Site-specific effects of peptide lipidation on beta-amyloid aggregation and cytotoxicity.

Beta-amyloid (Abeta) aggregates at low concentrations in vivo, and this may involve covalently modified forms of these peptides. Modification of Abeta by 4-hydroxynonenal (4-HNE) initially increases the hydrophobicity of these peptides and subsequently leads to additional reactions, such as peptide cross-linking.
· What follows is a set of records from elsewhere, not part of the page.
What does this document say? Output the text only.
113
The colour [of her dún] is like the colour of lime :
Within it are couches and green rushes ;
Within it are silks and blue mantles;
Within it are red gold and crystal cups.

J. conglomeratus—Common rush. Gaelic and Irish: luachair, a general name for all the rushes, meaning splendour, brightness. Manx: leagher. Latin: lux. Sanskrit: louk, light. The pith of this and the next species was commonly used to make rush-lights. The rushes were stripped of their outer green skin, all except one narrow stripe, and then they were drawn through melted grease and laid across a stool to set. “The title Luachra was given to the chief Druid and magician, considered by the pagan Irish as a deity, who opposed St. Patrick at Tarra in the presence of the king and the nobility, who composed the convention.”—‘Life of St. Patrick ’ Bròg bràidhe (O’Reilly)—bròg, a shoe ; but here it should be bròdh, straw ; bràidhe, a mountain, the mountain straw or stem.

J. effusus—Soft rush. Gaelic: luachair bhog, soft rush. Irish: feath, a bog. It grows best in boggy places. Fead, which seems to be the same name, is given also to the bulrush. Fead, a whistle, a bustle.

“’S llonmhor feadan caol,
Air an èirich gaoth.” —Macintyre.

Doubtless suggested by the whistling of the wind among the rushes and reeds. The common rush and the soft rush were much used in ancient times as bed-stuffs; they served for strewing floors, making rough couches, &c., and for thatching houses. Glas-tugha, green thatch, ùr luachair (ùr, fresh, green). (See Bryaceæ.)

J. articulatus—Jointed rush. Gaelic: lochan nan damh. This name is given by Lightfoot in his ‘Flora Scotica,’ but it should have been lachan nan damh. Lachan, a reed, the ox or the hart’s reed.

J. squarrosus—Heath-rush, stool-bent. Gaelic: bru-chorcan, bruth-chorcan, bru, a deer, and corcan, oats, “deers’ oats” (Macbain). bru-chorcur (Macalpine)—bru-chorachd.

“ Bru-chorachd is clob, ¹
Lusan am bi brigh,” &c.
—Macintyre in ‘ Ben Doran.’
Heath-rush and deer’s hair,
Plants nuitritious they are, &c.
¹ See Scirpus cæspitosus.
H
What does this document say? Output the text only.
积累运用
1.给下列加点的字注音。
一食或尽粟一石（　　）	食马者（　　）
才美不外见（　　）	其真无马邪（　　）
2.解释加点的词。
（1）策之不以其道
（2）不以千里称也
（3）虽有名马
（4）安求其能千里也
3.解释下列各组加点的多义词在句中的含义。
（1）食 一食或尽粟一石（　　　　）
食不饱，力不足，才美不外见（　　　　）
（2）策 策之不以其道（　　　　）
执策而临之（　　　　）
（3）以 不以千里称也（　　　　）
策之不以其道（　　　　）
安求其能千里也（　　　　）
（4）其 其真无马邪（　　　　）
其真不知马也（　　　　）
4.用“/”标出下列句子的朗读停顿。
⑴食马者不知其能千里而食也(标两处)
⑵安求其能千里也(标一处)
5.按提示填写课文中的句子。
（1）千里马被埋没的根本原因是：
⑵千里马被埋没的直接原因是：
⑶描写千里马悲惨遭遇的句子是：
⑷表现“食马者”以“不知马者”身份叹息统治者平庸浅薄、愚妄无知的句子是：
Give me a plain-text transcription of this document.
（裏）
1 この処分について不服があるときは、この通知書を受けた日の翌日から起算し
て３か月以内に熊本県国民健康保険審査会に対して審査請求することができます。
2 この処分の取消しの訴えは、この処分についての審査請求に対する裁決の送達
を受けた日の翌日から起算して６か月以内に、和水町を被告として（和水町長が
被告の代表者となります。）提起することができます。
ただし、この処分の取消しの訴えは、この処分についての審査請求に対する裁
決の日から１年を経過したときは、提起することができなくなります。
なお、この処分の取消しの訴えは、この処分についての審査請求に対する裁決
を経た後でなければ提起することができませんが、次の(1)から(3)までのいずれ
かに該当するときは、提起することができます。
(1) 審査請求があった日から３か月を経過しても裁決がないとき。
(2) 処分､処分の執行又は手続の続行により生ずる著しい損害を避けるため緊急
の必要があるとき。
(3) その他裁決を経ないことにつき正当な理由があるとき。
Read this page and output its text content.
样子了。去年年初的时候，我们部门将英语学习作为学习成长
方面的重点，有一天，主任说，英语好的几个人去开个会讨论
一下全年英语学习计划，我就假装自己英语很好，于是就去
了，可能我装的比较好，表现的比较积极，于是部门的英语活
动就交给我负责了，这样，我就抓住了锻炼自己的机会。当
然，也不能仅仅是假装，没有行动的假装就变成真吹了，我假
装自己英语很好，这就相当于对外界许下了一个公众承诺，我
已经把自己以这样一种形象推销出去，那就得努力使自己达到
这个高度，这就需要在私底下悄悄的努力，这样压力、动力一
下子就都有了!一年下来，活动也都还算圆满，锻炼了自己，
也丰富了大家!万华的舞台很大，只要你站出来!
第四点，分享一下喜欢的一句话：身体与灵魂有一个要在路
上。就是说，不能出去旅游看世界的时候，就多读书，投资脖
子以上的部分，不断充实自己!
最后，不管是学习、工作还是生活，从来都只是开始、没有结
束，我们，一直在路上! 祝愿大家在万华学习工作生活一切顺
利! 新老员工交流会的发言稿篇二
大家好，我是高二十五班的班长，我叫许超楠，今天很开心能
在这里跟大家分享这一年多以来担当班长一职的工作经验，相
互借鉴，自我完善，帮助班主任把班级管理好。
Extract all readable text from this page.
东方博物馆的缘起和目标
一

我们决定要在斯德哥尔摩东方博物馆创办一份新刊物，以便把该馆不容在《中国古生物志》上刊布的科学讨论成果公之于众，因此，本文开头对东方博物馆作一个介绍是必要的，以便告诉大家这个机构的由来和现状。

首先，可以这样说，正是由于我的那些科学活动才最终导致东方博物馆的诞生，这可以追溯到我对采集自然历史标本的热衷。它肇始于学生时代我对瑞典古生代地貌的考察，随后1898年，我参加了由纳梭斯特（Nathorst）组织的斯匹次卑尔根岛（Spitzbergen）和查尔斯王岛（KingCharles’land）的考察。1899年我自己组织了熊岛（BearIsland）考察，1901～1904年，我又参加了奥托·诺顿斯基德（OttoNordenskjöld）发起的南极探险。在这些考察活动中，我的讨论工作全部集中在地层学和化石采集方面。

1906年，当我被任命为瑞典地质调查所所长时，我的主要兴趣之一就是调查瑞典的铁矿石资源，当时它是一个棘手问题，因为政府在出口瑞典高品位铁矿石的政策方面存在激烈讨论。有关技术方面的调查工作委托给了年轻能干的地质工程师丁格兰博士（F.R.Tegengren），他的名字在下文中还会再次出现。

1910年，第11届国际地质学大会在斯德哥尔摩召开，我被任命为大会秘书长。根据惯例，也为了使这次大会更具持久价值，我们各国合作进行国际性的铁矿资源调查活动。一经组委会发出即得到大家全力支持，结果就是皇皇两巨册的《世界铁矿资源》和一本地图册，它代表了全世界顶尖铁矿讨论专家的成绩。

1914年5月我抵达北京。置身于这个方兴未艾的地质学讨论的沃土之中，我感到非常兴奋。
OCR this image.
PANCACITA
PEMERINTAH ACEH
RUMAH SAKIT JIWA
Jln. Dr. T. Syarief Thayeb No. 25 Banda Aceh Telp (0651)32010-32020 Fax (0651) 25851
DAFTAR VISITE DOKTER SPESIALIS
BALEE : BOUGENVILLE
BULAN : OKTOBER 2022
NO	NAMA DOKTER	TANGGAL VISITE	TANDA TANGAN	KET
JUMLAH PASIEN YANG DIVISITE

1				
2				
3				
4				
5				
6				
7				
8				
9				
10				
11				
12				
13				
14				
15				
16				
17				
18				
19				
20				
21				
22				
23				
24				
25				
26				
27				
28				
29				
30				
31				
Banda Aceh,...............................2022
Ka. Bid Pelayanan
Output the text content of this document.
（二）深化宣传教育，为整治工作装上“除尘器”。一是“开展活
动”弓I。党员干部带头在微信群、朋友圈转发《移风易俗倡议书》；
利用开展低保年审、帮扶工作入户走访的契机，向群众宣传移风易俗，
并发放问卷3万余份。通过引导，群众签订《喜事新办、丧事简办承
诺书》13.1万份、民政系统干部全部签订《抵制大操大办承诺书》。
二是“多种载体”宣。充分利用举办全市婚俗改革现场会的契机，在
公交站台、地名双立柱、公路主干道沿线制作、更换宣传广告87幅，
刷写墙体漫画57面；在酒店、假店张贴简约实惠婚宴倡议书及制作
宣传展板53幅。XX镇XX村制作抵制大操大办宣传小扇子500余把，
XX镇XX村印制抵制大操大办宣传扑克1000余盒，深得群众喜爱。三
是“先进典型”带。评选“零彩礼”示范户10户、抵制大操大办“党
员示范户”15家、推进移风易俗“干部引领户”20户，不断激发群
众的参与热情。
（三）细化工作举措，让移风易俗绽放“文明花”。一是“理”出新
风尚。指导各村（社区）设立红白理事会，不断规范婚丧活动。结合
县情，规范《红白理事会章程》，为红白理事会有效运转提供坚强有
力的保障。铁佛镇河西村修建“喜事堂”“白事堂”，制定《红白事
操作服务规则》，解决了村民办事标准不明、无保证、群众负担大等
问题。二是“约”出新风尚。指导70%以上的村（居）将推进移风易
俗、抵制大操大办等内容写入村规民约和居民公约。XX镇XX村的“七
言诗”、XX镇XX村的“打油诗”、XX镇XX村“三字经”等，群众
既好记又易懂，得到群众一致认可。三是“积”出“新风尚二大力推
To model these initial events, without confounding effects of subsequent reactions, we modified Abeta at each of its amino groups using a chemically simpler, close analogue of 4-HNE, the octanoyl group: K16-octanoic acid (OA)-Abeta, K28-OA-Abeta, and Nalpha-OA-Abeta. Octanoylation of these sites on Abeta-(1-40) had strikingly different effects on fibril formation. K16-OA-Abeta and K28-OA-Abeta, but not Nalpha-OA-Abeta, had increased propensity to aggregate. The type of aggregate (electron microscopic appearance) differed with the site of modification. The ability of octanoyl-Abeta peptides to cross-seed solutions of Abeta was the inverse of their ability to form fibrils on their own (i.e. Abeta approximately Nalpha-OA-Abeta>K16-OA-Abeta>K28-OA-Abeta). By CD spectroscopy, K16-OA-Abeta and K28-OA-Abeta had increased beta-sheet propensity compared with Abeta-(1-40) or Nalpha-OA-Abeta. K16-OA-Abeta and K28-OA-Abeta were more amphiphilic than Abeta-(1-40) or Nalpha-OA-Abeta, as shown by lower "critical micelle concentrations" and higher monolayer collapse pressures. Finally, K16-OA-Abeta and K28-OA-Abeta are much more cytotoxic to N2A cells than Abeta-(1-40) or Nalpha-OA-Abeta. The greater cytotoxicity of K16-OA-Abeta and K28-OA-Abeta may reflect their greater amphiphilicity. We conclude that lipidation can make Abeta more prone to aggregation and more cytotoxic, but these effects are highly site-specific.